Personal information
- Full name: Stanislav Vladimirovich Kulinchenko
- Born: 19 April 1971 (age 55) Krasnogvardeyskaya, Samarqand Region Uzbek SSR, Soviet Union
- Nationality: Russian
- Height: 190 cm (6 ft 3 in)
- Playing position: Centre back

Senior clubs
- Years: Team
- 0000-1990: SKIF Krasnodar
- 1990-1996: Dinamo Chelyabinsk
- 1996-1998: HC Empor Rostock
- 1998-1999: TSG Bielefeld
- 1999-2000: Badel 1862 Zagreb
- 2000-2001: RK Celje
- 2001: SC Magdeburg
- 2000-2001: Honda Suzuka
- 2000-2001: Superfund Hard

National team
- Years: Team / Apps
- –: Russia / 125

Medal record
Representing Russia
Men's handball
Olympic Games
| Gold medal – first place | 2000 Sydney | Team |
World Championships
| Gold medal – first place | 1997 Japan | Team |
| Silver medal – second place | 1999 Egypt | Team |
European Championships
| Gold medal – first place | 1996 Spain | Team |
| Silver medal – second place | 1994 Portugal | Team |
| Silver medal – second place | 2000 Croatia | Team |

= Stanislav Kulinchenko =

Russian handball player

Stanislav Vladimirovich Kulinchenko (Russian: Станислав Владимирович Кулинченко, born 19 April 1971) is a Russian former handball player.

He played for the Russia men's national handball team at the 2000 Summer Olympics in Sydney, where Russia won the gold medal.

==Club career==
Kulinchenko started playing handball aged 10 in Krasnodar. His first senior club was SKIF Krasnodar followed by Dinamo Chelyabinsk.

In 1996 he moved to Germany to join HC Empor Rostock, where he played until 1998. He then joined TSG Bielefeld.
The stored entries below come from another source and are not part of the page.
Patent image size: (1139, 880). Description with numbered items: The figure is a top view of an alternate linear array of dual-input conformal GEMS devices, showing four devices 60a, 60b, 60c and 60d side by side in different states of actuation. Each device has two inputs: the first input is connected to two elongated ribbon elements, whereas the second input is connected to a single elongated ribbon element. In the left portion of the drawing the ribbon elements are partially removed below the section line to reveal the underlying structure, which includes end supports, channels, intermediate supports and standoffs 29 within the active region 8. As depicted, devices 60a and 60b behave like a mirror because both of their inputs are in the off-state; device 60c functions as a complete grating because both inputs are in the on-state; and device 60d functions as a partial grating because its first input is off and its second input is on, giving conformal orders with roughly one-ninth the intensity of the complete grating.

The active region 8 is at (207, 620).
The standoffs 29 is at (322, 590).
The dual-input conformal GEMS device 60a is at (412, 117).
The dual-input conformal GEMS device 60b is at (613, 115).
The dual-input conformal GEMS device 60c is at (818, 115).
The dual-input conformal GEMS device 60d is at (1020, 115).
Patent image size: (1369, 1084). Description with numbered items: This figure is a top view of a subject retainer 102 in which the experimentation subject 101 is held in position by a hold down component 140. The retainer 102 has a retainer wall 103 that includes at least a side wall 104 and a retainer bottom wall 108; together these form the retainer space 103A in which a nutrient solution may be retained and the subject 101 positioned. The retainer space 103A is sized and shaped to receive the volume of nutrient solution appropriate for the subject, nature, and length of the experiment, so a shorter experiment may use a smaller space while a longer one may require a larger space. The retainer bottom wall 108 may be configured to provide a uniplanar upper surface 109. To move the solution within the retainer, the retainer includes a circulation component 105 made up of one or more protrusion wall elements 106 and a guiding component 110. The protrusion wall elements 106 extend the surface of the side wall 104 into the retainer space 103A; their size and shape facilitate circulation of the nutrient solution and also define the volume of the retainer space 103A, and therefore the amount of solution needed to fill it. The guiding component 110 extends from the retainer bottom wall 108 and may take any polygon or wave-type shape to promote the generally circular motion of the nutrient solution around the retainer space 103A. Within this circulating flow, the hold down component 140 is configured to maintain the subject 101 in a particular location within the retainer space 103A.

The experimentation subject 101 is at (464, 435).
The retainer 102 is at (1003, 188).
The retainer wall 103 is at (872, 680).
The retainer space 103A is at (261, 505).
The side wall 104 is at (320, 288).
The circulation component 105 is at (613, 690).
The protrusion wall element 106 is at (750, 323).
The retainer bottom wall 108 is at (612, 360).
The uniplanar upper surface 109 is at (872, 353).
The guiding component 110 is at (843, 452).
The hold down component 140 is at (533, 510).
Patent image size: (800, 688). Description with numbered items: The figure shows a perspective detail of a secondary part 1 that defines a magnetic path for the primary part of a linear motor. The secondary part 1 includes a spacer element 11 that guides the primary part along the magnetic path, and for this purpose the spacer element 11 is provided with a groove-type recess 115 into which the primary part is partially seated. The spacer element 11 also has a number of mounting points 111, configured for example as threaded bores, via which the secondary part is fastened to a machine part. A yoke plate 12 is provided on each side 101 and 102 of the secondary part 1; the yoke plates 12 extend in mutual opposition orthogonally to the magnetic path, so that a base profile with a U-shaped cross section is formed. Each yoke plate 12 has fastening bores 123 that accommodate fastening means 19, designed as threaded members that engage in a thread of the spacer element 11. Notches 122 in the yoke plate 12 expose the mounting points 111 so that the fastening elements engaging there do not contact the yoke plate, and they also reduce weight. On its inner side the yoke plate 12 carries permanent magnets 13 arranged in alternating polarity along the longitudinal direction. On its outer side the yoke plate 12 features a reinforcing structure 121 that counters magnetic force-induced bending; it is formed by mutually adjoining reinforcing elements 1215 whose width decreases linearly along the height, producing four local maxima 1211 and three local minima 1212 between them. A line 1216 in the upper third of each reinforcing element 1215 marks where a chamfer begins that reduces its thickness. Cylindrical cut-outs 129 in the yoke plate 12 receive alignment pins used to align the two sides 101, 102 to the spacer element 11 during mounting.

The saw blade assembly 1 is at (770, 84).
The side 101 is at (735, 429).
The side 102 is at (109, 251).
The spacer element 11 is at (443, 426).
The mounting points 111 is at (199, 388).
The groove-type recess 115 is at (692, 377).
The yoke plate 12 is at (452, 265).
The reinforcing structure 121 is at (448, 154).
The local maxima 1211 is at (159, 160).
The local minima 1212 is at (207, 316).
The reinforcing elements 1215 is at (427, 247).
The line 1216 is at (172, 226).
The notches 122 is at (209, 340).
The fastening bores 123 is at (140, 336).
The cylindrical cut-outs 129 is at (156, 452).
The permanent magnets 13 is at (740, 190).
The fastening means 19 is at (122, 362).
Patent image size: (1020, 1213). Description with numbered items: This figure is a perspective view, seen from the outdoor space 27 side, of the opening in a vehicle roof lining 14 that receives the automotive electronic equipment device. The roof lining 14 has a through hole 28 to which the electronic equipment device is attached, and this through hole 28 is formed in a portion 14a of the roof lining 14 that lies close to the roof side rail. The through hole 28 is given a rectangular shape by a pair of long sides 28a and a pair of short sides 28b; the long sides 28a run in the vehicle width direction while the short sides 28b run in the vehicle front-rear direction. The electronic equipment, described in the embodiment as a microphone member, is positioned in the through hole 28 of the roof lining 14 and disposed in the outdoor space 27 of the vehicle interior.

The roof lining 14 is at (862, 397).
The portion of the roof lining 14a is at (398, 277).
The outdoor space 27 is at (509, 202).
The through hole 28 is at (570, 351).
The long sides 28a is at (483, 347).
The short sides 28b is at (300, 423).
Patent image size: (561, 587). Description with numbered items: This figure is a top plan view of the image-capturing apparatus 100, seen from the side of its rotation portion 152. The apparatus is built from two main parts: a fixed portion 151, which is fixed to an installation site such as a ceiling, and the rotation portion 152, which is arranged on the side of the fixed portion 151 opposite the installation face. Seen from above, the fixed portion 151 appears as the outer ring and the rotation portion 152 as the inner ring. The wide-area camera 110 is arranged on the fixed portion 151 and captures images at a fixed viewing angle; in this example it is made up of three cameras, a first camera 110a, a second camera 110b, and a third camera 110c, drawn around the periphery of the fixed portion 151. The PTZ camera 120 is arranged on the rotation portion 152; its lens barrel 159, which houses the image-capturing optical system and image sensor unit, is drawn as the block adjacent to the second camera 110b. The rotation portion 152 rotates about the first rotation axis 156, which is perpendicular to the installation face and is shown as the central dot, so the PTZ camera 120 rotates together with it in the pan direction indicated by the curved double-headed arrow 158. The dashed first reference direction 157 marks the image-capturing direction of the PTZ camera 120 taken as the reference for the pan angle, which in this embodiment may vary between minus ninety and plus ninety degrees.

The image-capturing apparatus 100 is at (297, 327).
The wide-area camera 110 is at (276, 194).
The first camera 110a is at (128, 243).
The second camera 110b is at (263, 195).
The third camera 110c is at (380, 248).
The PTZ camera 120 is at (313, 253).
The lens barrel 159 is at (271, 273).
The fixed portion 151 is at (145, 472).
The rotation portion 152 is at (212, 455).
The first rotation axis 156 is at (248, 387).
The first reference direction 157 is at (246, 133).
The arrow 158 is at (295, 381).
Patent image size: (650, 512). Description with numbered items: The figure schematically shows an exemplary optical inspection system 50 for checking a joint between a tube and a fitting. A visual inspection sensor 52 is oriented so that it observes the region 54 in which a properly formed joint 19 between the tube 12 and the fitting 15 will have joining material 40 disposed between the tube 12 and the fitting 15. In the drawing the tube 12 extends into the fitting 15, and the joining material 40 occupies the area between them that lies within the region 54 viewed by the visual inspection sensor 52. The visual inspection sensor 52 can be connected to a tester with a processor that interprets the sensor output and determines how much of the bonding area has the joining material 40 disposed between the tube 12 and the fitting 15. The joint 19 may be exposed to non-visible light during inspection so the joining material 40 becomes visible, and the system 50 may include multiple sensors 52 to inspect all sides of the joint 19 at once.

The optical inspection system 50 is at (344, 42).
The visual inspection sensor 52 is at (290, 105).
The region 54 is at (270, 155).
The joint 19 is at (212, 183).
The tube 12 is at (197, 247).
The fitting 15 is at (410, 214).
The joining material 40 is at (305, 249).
In 1999 he joined Croatian Badel 1862 Zagreb, where he won the Croatian championship and cup in 2000. Afterwards he joined Slovenian RK Celje, where he won the 2001 Slovenian Championship and Cup.

In the summer of 2001 he returned to Germany to join SC Magdeburg, but he left the team already in December the same year.

His next club was the Japanese club Honda Suzuka. Here he won the Championship in 2002, 2003 and 2004. In December 2004 he joined Austrian club Superfund Hard.

===National team===
With the Russian national team he won the 1997 World Championship, the 1996 European Championship and gold medals the 2000 Olympics. At the 1994 European Championship, 1999 World Championship and the 2000 European Championship he won silver medals.

==Post-playing career==
From 2008 to 2014 Kulinchenko was the General director at the Russian club HC Kuban Krasnodar. Afterwards he has been the sporting director at the club's women's team.